Rowan Ricardo Phillips’s “Even Homer Nods” starts off with a reference to “a mother who knows a god,” a line that takes us back to the 18th book of the Iliad where Achilles’s mother Thetis goes to the god Hephaistos to procure a magical set of armor for her son fighting in the Trojan War. According to Elliott, the war from which the speaker’s mother in “Even Homer Nods” is trying to protect her son is not the Trojan War but the war of anti-Black racism. She reminded the lecture audience that in Homer’s epic, the armor is only Thetis’s latest attempt to protect her child; when he was a baby, she dipped him in the River Styx. Thetis’s (ill-fated) attempts to protect her son at all costs must resonate with parents both ancient and modern, especially under the threats of systemic racism and prolonged injustice.
Toward the end of her lecture, Dr. Elliott brought up the apparent contradiction in referencing ancient, historically-Europeanized literature in works promoting racial equity and an end to structures of inequality. She referred to some of the movements of Black poets in the ’60s to purposefully stay away from any kind of traditional European structure and allusions in their work: “In order to do an ethical job of being an artist, they needed to decolonize, un-Europeanize their art.”

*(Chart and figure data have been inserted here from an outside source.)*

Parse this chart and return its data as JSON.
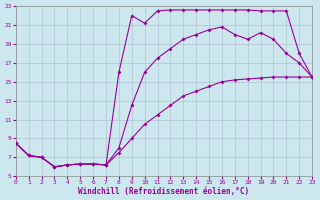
{
  "bg_color": "#cce8ee",
  "line_color": "#990099",
  "grid_color": "#aabbcc",
  "xlabel": "Windchill (Refroidissement éolien,°C)",
  "xlim": [
    0,
    23
  ],
  "ylim": [
    5,
    23
  ],
  "xticks": [
    0,
    1,
    2,
    3,
    4,
    5,
    6,
    7,
    8,
    9,
    10,
    11,
    12,
    13,
    14,
    15,
    16,
    17,
    18,
    19,
    20,
    21,
    22,
    23
  ],
  "yticks": [
    5,
    7,
    9,
    11,
    13,
    15,
    17,
    19,
    21,
    23
  ],
  "curve1_x": [
    0,
    1,
    2,
    3,
    4,
    5,
    6,
    7,
    8,
    9,
    10,
    11,
    12,
    13,
    14,
    15,
    16,
    17,
    18,
    19,
    20,
    21,
    22,
    23
  ],
  "curve1_y": [
    8.5,
    7.2,
    7.0,
    6.0,
    6.2,
    6.3,
    6.3,
    6.2,
    16.0,
    22.0,
    21.2,
    22.5,
    22.6,
    22.6,
    22.6,
    22.6,
    22.6,
    22.6,
    22.6,
    22.5,
    22.5,
    22.5,
    18.0,
    15.5
  ],
  "curve2_x": [
    0,
    1,
    2,
    3,
    4,
    5,
    6,
    7,
    8,
    9,
    10,
    11,
    12,
    13,
    14,
    15,
    16,
    17,
    18,
    19,
    20,
    21,
    22,
    23
  ],
  "curve2_y": [
    8.5,
    7.2,
    7.0,
    6.0,
    6.2,
    6.3,
    6.3,
    6.2,
    8.0,
    12.5,
    16.0,
    17.5,
    18.5,
    19.5,
    20.0,
    20.5,
    20.8,
    20.0,
    19.5,
    20.2,
    19.5,
    18.0,
    17.0,
    15.5
  ],
  "curve3_x": [
    0,
    1,
    2,
    3,
    4,
    5,
    6,
    7,
    8,
    9,
    10,
    11,
    12,
    13,
    14,
    15,
    16,
    17,
    18,
    19,
    20,
    21,
    22,
    23
  ],
  "curve3_y": [
    8.5,
    7.2,
    7.0,
    6.0,
    6.2,
    6.3,
    6.3,
    6.2,
    7.5,
    9.0,
    10.5,
    11.5,
    12.5,
    13.5,
    14.0,
    14.5,
    15.0,
    15.2,
    15.3,
    15.4,
    15.5,
    15.5,
    15.5,
    15.5
  ]
}
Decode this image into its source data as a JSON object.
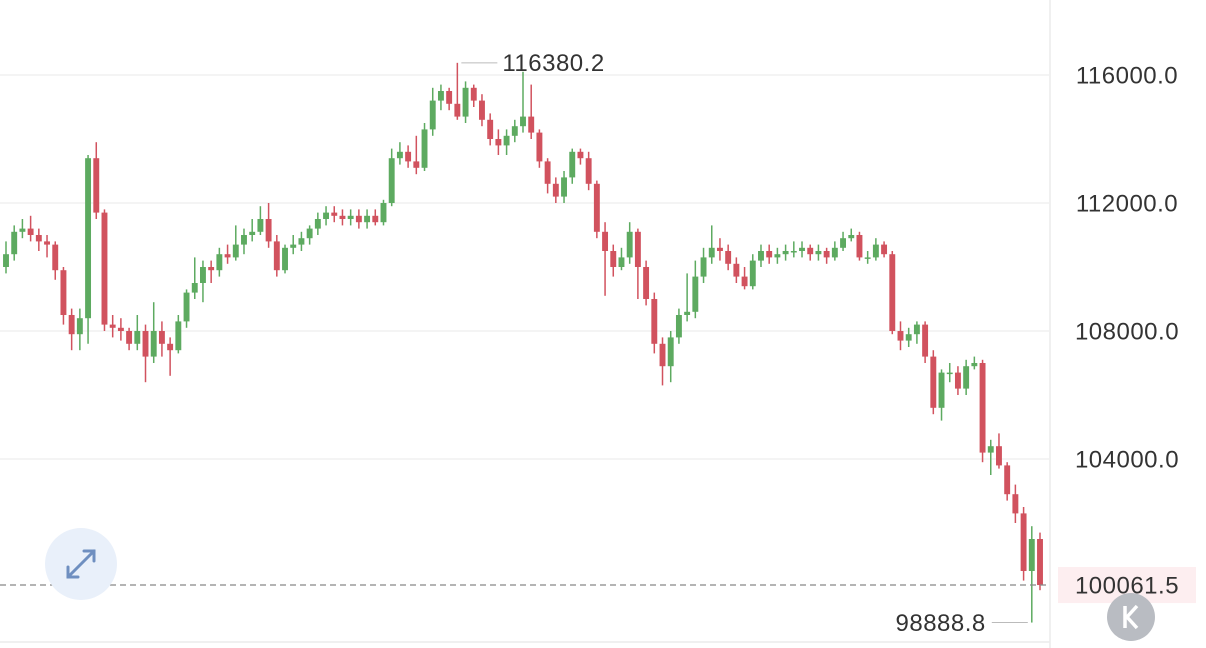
{
  "chart_data": {
    "type": "candlestick",
    "up_color": "#5daa60",
    "down_color": "#d1525e",
    "grid": true,
    "ylim": [
      98093.75,
      118343.75
    ],
    "yticks": [
      {
        "value": 104000,
        "label": "104000.0"
      },
      {
        "value": 108000,
        "label": "108000.0"
      },
      {
        "value": 112000,
        "label": "112000.0"
      },
      {
        "value": 116000,
        "label": "116000.0"
      }
    ],
    "candles": [
      [
        110000,
        110800,
        109800,
        110400
      ],
      [
        110400,
        111300,
        110200,
        111100
      ],
      [
        111100,
        111500,
        110900,
        111200
      ],
      [
        111200,
        111600,
        110800,
        111000
      ],
      [
        111000,
        111200,
        110500,
        110800
      ],
      [
        110800,
        111000,
        110300,
        110700
      ],
      [
        110700,
        110800,
        109600,
        109900
      ],
      [
        109900,
        110000,
        108200,
        108500
      ],
      [
        108500,
        108700,
        107400,
        107900
      ],
      [
        107900,
        108700,
        107400,
        108400
      ],
      [
        108400,
        113500,
        107600,
        113400
      ],
      [
        113400,
        113900,
        111500,
        111700
      ],
      [
        111700,
        111800,
        108000,
        108200
      ],
      [
        108200,
        108500,
        107800,
        108100
      ],
      [
        108100,
        108400,
        107700,
        108000
      ],
      [
        108000,
        108100,
        107400,
        107600
      ],
      [
        107600,
        108500,
        107400,
        108000
      ],
      [
        108000,
        108200,
        106400,
        107200
      ],
      [
        107200,
        108900,
        107000,
        108000
      ],
      [
        108000,
        108300,
        107200,
        107600
      ],
      [
        107600,
        107800,
        106600,
        107400
      ],
      [
        107400,
        108500,
        107300,
        108300
      ],
      [
        108300,
        109300,
        108100,
        109200
      ],
      [
        109200,
        110300,
        109000,
        109500
      ],
      [
        109500,
        110200,
        108900,
        110000
      ],
      [
        110000,
        110200,
        109500,
        109900
      ],
      [
        109900,
        110600,
        109700,
        110400
      ],
      [
        110400,
        110700,
        110100,
        110300
      ],
      [
        110300,
        111300,
        110200,
        110700
      ],
      [
        110700,
        111200,
        110400,
        111000
      ],
      [
        111000,
        111500,
        110800,
        111100
      ],
      [
        111100,
        111900,
        111000,
        111500
      ],
      [
        111500,
        112000,
        110600,
        110800
      ],
      [
        110800,
        111000,
        109700,
        109900
      ],
      [
        109900,
        110700,
        109800,
        110600
      ],
      [
        110600,
        111000,
        110400,
        110700
      ],
      [
        110700,
        111100,
        110500,
        110900
      ],
      [
        110900,
        111300,
        110700,
        111200
      ],
      [
        111200,
        111700,
        111000,
        111500
      ],
      [
        111500,
        111900,
        111300,
        111700
      ],
      [
        111700,
        111900,
        111400,
        111600
      ],
      [
        111600,
        111800,
        111300,
        111500
      ],
      [
        111500,
        111800,
        111300,
        111600
      ],
      [
        111600,
        111800,
        111200,
        111400
      ],
      [
        111400,
        111800,
        111200,
        111600
      ],
      [
        111600,
        111800,
        111300,
        111400
      ],
      [
        111400,
        112100,
        111300,
        112000
      ],
      [
        112000,
        113700,
        111900,
        113400
      ],
      [
        113400,
        113900,
        113200,
        113600
      ],
      [
        113600,
        113800,
        113100,
        113300
      ],
      [
        113300,
        114100,
        112900,
        113100
      ],
      [
        113100,
        114500,
        113000,
        114300
      ],
      [
        114300,
        115600,
        114100,
        115200
      ],
      [
        115200,
        115700,
        114900,
        115500
      ],
      [
        115500,
        115600,
        114900,
        115100
      ],
      [
        115100,
        116380.2,
        114600,
        114700
      ],
      [
        114700,
        115800,
        114500,
        115600
      ],
      [
        115600,
        115700,
        115000,
        115200
      ],
      [
        115200,
        115400,
        114400,
        114600
      ],
      [
        114600,
        114800,
        113800,
        114000
      ],
      [
        114000,
        114300,
        113500,
        113800
      ],
      [
        113800,
        114300,
        113500,
        114100
      ],
      [
        114100,
        114600,
        113900,
        114400
      ],
      [
        114400,
        116100,
        114200,
        114700
      ],
      [
        114700,
        115700,
        114000,
        114200
      ],
      [
        114200,
        114300,
        113100,
        113300
      ],
      [
        113300,
        113400,
        112300,
        112600
      ],
      [
        112600,
        112800,
        112000,
        112200
      ],
      [
        112200,
        113000,
        112000,
        112800
      ],
      [
        112800,
        113700,
        112600,
        113600
      ],
      [
        113600,
        113700,
        113200,
        113400
      ],
      [
        113400,
        113600,
        112400,
        112600
      ],
      [
        112600,
        112700,
        110900,
        111100
      ],
      [
        111100,
        111400,
        109100,
        110500
      ],
      [
        110500,
        110700,
        109700,
        110000
      ],
      [
        110000,
        110600,
        109900,
        110300
      ],
      [
        110300,
        111400,
        110100,
        111100
      ],
      [
        111100,
        111200,
        109000,
        110000
      ],
      [
        110000,
        110200,
        108800,
        109000
      ],
      [
        109000,
        109200,
        107300,
        107600
      ],
      [
        107600,
        107800,
        106300,
        106900
      ],
      [
        106900,
        108000,
        106400,
        107800
      ],
      [
        107800,
        108700,
        107600,
        108500
      ],
      [
        108500,
        109800,
        108300,
        108600
      ],
      [
        108600,
        110200,
        108400,
        109700
      ],
      [
        109700,
        110600,
        109500,
        110300
      ],
      [
        110300,
        111300,
        110100,
        110600
      ],
      [
        110600,
        110900,
        110200,
        110500
      ],
      [
        110500,
        110700,
        109900,
        110100
      ],
      [
        110100,
        110300,
        109500,
        109700
      ],
      [
        109700,
        110000,
        109300,
        109400
      ],
      [
        109400,
        110400,
        109300,
        110200
      ],
      [
        110200,
        110700,
        110000,
        110500
      ],
      [
        110500,
        110700,
        110100,
        110300
      ],
      [
        110300,
        110600,
        110100,
        110400
      ],
      [
        110400,
        110700,
        110200,
        110500
      ],
      [
        110500,
        110800,
        110300,
        110500
      ],
      [
        110500,
        110800,
        110300,
        110600
      ],
      [
        110600,
        110700,
        110200,
        110400
      ],
      [
        110400,
        110700,
        110200,
        110500
      ],
      [
        110500,
        110600,
        110100,
        110300
      ],
      [
        110300,
        110800,
        110200,
        110600
      ],
      [
        110600,
        111100,
        110500,
        110900
      ],
      [
        110900,
        111200,
        110800,
        111000
      ],
      [
        111000,
        111100,
        110200,
        110300
      ],
      [
        110300,
        110500,
        110100,
        110300
      ],
      [
        110300,
        110900,
        110200,
        110700
      ],
      [
        110700,
        110800,
        110300,
        110400
      ],
      [
        110400,
        110500,
        107900,
        108000
      ],
      [
        108000,
        108300,
        107400,
        107700
      ],
      [
        107700,
        108100,
        107500,
        107900
      ],
      [
        107900,
        108300,
        107600,
        108200
      ],
      [
        108200,
        108300,
        107000,
        107200
      ],
      [
        107200,
        107400,
        105400,
        105600
      ],
      [
        105600,
        106800,
        105200,
        106700
      ],
      [
        106700,
        107000,
        106400,
        106700
      ],
      [
        106700,
        106900,
        106000,
        106200
      ],
      [
        106200,
        107100,
        106000,
        106900
      ],
      [
        106900,
        107200,
        106800,
        107000
      ],
      [
        107000,
        107100,
        103900,
        104200
      ],
      [
        104200,
        104600,
        103500,
        104400
      ],
      [
        104400,
        104800,
        103700,
        103800
      ],
      [
        103800,
        103900,
        102700,
        102900
      ],
      [
        102900,
        103200,
        102000,
        102300
      ],
      [
        102300,
        102500,
        100200,
        100500
      ],
      [
        100500,
        101900,
        98888.8,
        101500
      ],
      [
        101500,
        101700,
        99900,
        100061.5
      ]
    ]
  }
}
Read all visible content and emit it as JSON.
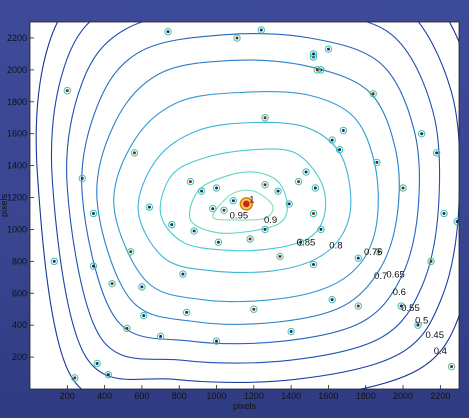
{
  "chart_data": {
    "type": "contour",
    "xlabel": "pixels",
    "ylabel": "pixels",
    "xlim": [
      0,
      2300
    ],
    "ylim": [
      0,
      2300
    ],
    "x_ticks": [
      200,
      400,
      600,
      800,
      1000,
      1200,
      1400,
      1600,
      1800,
      2000,
      2200
    ],
    "y_ticks": [
      200,
      400,
      600,
      800,
      1000,
      1200,
      1400,
      1600,
      1800,
      2000,
      2200
    ],
    "grid": false,
    "peak": {
      "x": 1160,
      "y": 1160
    },
    "contour_labels": [
      {
        "text": "1",
        "x": 1190,
        "y": 1170
      },
      {
        "text": "0.95",
        "x": 1120,
        "y": 1070
      },
      {
        "text": "0.9",
        "x": 1290,
        "y": 1040
      },
      {
        "text": "0.85",
        "x": 1480,
        "y": 900
      },
      {
        "text": "0.8",
        "x": 1640,
        "y": 880
      },
      {
        "text": "0.75",
        "x": 1840,
        "y": 840
      },
      {
        "text": "0.7",
        "x": 1880,
        "y": 690
      },
      {
        "text": "0.65",
        "x": 1960,
        "y": 700
      },
      {
        "text": "0.6",
        "x": 1980,
        "y": 590
      },
      {
        "text": "0.55",
        "x": 2040,
        "y": 490
      },
      {
        "text": "0.5",
        "x": 2100,
        "y": 410
      },
      {
        "text": "0.45",
        "x": 2170,
        "y": 320
      },
      {
        "text": "0.4",
        "x": 2200,
        "y": 220
      }
    ],
    "contours": [
      {
        "level": 0.95,
        "color": "#7ee2b4",
        "points": [
          [
            980,
            1080
          ],
          [
            1080,
            1220
          ],
          [
            1200,
            1240
          ],
          [
            1300,
            1150
          ],
          [
            1260,
            1070
          ],
          [
            1100,
            1060
          ]
        ]
      },
      {
        "level": 0.9,
        "color": "#5ad6c4",
        "points": [
          [
            860,
            1060
          ],
          [
            900,
            1240
          ],
          [
            1040,
            1330
          ],
          [
            1200,
            1360
          ],
          [
            1330,
            1300
          ],
          [
            1380,
            1150
          ],
          [
            1340,
            1040
          ],
          [
            1190,
            990
          ],
          [
            1000,
            980
          ]
        ]
      },
      {
        "level": 0.85,
        "color": "#45c8d2",
        "points": [
          [
            700,
            1100
          ],
          [
            760,
            1340
          ],
          [
            940,
            1450
          ],
          [
            1200,
            1500
          ],
          [
            1420,
            1480
          ],
          [
            1560,
            1300
          ],
          [
            1580,
            1100
          ],
          [
            1500,
            950
          ],
          [
            1300,
            880
          ],
          [
            1050,
            870
          ],
          [
            820,
            920
          ]
        ]
      },
      {
        "level": 0.8,
        "color": "#3ab4d8",
        "points": [
          [
            580,
            1120
          ],
          [
            680,
            1440
          ],
          [
            900,
            1620
          ],
          [
            1200,
            1670
          ],
          [
            1480,
            1640
          ],
          [
            1660,
            1480
          ],
          [
            1720,
            1200
          ],
          [
            1680,
            980
          ],
          [
            1540,
            820
          ],
          [
            1300,
            740
          ],
          [
            980,
            740
          ],
          [
            720,
            820
          ]
        ]
      },
      {
        "level": 0.75,
        "color": "#3298d4",
        "points": [
          [
            450,
            1150
          ],
          [
            560,
            1560
          ],
          [
            800,
            1800
          ],
          [
            1160,
            1860
          ],
          [
            1500,
            1840
          ],
          [
            1740,
            1700
          ],
          [
            1850,
            1400
          ],
          [
            1860,
            1050
          ],
          [
            1780,
            800
          ],
          [
            1600,
            640
          ],
          [
            1300,
            560
          ],
          [
            920,
            560
          ],
          [
            620,
            680
          ]
        ]
      },
      {
        "level": 0.7,
        "color": "#2a7ecb",
        "points": [
          [
            360,
            1180
          ],
          [
            460,
            1680
          ],
          [
            700,
            1980
          ],
          [
            1100,
            2060
          ],
          [
            1500,
            2020
          ],
          [
            1820,
            1860
          ],
          [
            1960,
            1500
          ],
          [
            1970,
            1100
          ],
          [
            1880,
            760
          ],
          [
            1680,
            520
          ],
          [
            1330,
            420
          ],
          [
            900,
            420
          ],
          [
            540,
            560
          ]
        ]
      },
      {
        "level": 0.65,
        "color": "#2466c0",
        "points": [
          [
            280,
            1220
          ],
          [
            370,
            1800
          ],
          [
            600,
            2120
          ],
          [
            1040,
            2220
          ],
          [
            1500,
            2200
          ],
          [
            1880,
            2040
          ],
          [
            2060,
            1620
          ],
          [
            2080,
            1120
          ],
          [
            1990,
            700
          ],
          [
            1780,
            420
          ],
          [
            1360,
            300
          ],
          [
            860,
            300
          ],
          [
            460,
            440
          ]
        ]
      },
      {
        "level": 0.6,
        "color": "#1f52b4",
        "points": [
          [
            200,
            1260
          ],
          [
            280,
            1920
          ],
          [
            520,
            2260
          ],
          [
            1000,
            2380
          ],
          [
            1520,
            2360
          ],
          [
            1940,
            2220
          ],
          [
            2160,
            1740
          ],
          [
            2190,
            1140
          ],
          [
            2100,
            640
          ],
          [
            1880,
            320
          ],
          [
            1390,
            180
          ],
          [
            820,
            180
          ],
          [
            380,
            320
          ]
        ]
      },
      {
        "level": 0.55,
        "color": "#1b42a6",
        "points": [
          [
            120,
            1300
          ],
          [
            190,
            2040
          ],
          [
            440,
            2400
          ],
          [
            960,
            2520
          ],
          [
            1540,
            2520
          ],
          [
            2000,
            2400
          ],
          [
            2260,
            1860
          ],
          [
            2300,
            1160
          ],
          [
            2210,
            580
          ],
          [
            1980,
            220
          ],
          [
            1420,
            60
          ],
          [
            780,
            60
          ],
          [
            300,
            200
          ]
        ]
      },
      {
        "level": 0.5,
        "color": "#183698",
        "points": [
          [
            40,
            1340
          ],
          [
            100,
            2160
          ],
          [
            360,
            2540
          ],
          [
            920,
            2660
          ],
          [
            1560,
            2680
          ],
          [
            2060,
            2580
          ],
          [
            2360,
            1980
          ],
          [
            2410,
            1180
          ],
          [
            2320,
            520
          ],
          [
            2080,
            120
          ],
          [
            1450,
            -60
          ],
          [
            740,
            -60
          ],
          [
            220,
            80
          ]
        ]
      }
    ],
    "sources": [
      {
        "x": 860,
        "y": 1300
      },
      {
        "x": 920,
        "y": 1240
      },
      {
        "x": 1000,
        "y": 1260
      },
      {
        "x": 1040,
        "y": 1120
      },
      {
        "x": 1090,
        "y": 1180
      },
      {
        "x": 980,
        "y": 1130
      },
      {
        "x": 1260,
        "y": 1280
      },
      {
        "x": 1330,
        "y": 1240
      },
      {
        "x": 1390,
        "y": 1160
      },
      {
        "x": 1440,
        "y": 1300
      },
      {
        "x": 1480,
        "y": 1360
      },
      {
        "x": 1530,
        "y": 1260
      },
      {
        "x": 1520,
        "y": 1100
      },
      {
        "x": 1560,
        "y": 1000
      },
      {
        "x": 1260,
        "y": 1000
      },
      {
        "x": 1180,
        "y": 940
      },
      {
        "x": 880,
        "y": 990
      },
      {
        "x": 1010,
        "y": 920
      },
      {
        "x": 1340,
        "y": 830
      },
      {
        "x": 1520,
        "y": 780
      },
      {
        "x": 1760,
        "y": 820
      },
      {
        "x": 1870,
        "y": 860
      },
      {
        "x": 1620,
        "y": 1560
      },
      {
        "x": 1660,
        "y": 1500
      },
      {
        "x": 1260,
        "y": 1700
      },
      {
        "x": 1680,
        "y": 1620
      },
      {
        "x": 1560,
        "y": 2000
      },
      {
        "x": 1840,
        "y": 1850
      },
      {
        "x": 1860,
        "y": 1420
      },
      {
        "x": 1520,
        "y": 2080
      },
      {
        "x": 1540,
        "y": 2000
      },
      {
        "x": 1520,
        "y": 2100
      },
      {
        "x": 1600,
        "y": 2130
      },
      {
        "x": 1110,
        "y": 2200
      },
      {
        "x": 1240,
        "y": 2250
      },
      {
        "x": 740,
        "y": 2240
      },
      {
        "x": 560,
        "y": 1480
      },
      {
        "x": 340,
        "y": 1100
      },
      {
        "x": 280,
        "y": 1320
      },
      {
        "x": 200,
        "y": 1870
      },
      {
        "x": 130,
        "y": 800
      },
      {
        "x": 340,
        "y": 770
      },
      {
        "x": 440,
        "y": 660
      },
      {
        "x": 600,
        "y": 640
      },
      {
        "x": 610,
        "y": 460
      },
      {
        "x": 520,
        "y": 380
      },
      {
        "x": 840,
        "y": 480
      },
      {
        "x": 1000,
        "y": 300
      },
      {
        "x": 1200,
        "y": 500
      },
      {
        "x": 1400,
        "y": 360
      },
      {
        "x": 1620,
        "y": 560
      },
      {
        "x": 1760,
        "y": 520
      },
      {
        "x": 1990,
        "y": 520
      },
      {
        "x": 2080,
        "y": 400
      },
      {
        "x": 2150,
        "y": 800
      },
      {
        "x": 2220,
        "y": 1100
      },
      {
        "x": 2180,
        "y": 1480
      },
      {
        "x": 540,
        "y": 860
      },
      {
        "x": 760,
        "y": 1030
      },
      {
        "x": 640,
        "y": 1140
      },
      {
        "x": 2000,
        "y": 1260
      },
      {
        "x": 2100,
        "y": 1600
      },
      {
        "x": 360,
        "y": 160
      },
      {
        "x": 240,
        "y": 70
      },
      {
        "x": 420,
        "y": 90
      },
      {
        "x": 2290,
        "y": 1050
      },
      {
        "x": 2260,
        "y": 140
      },
      {
        "x": 700,
        "y": 330
      },
      {
        "x": 820,
        "y": 720
      },
      {
        "x": 1450,
        "y": 920
      }
    ]
  }
}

However, Elliott noted that as a Black poet herself, “I do know that there is a very beautiful continuous use of classics in African-American poetry, starting with Phillis Wheatley in the 1700s.” She quoted Bob Marley, saying “In this great future, you can’t forget the past,” and ended with the idea that reading and interpreting classical literature, “knowing about the gods,” is a way to know something “about ourselves and our collective struggles and the pathos and dignity and potential that human suffering might contain.”
Chiyuma Elliott’s Collection Blue and Green, containing her poem “Dear Ilium” was published by the University of Chicago press in 2021. The Morningside Institute’s calendar for upcoming guest lectures can be found on their website.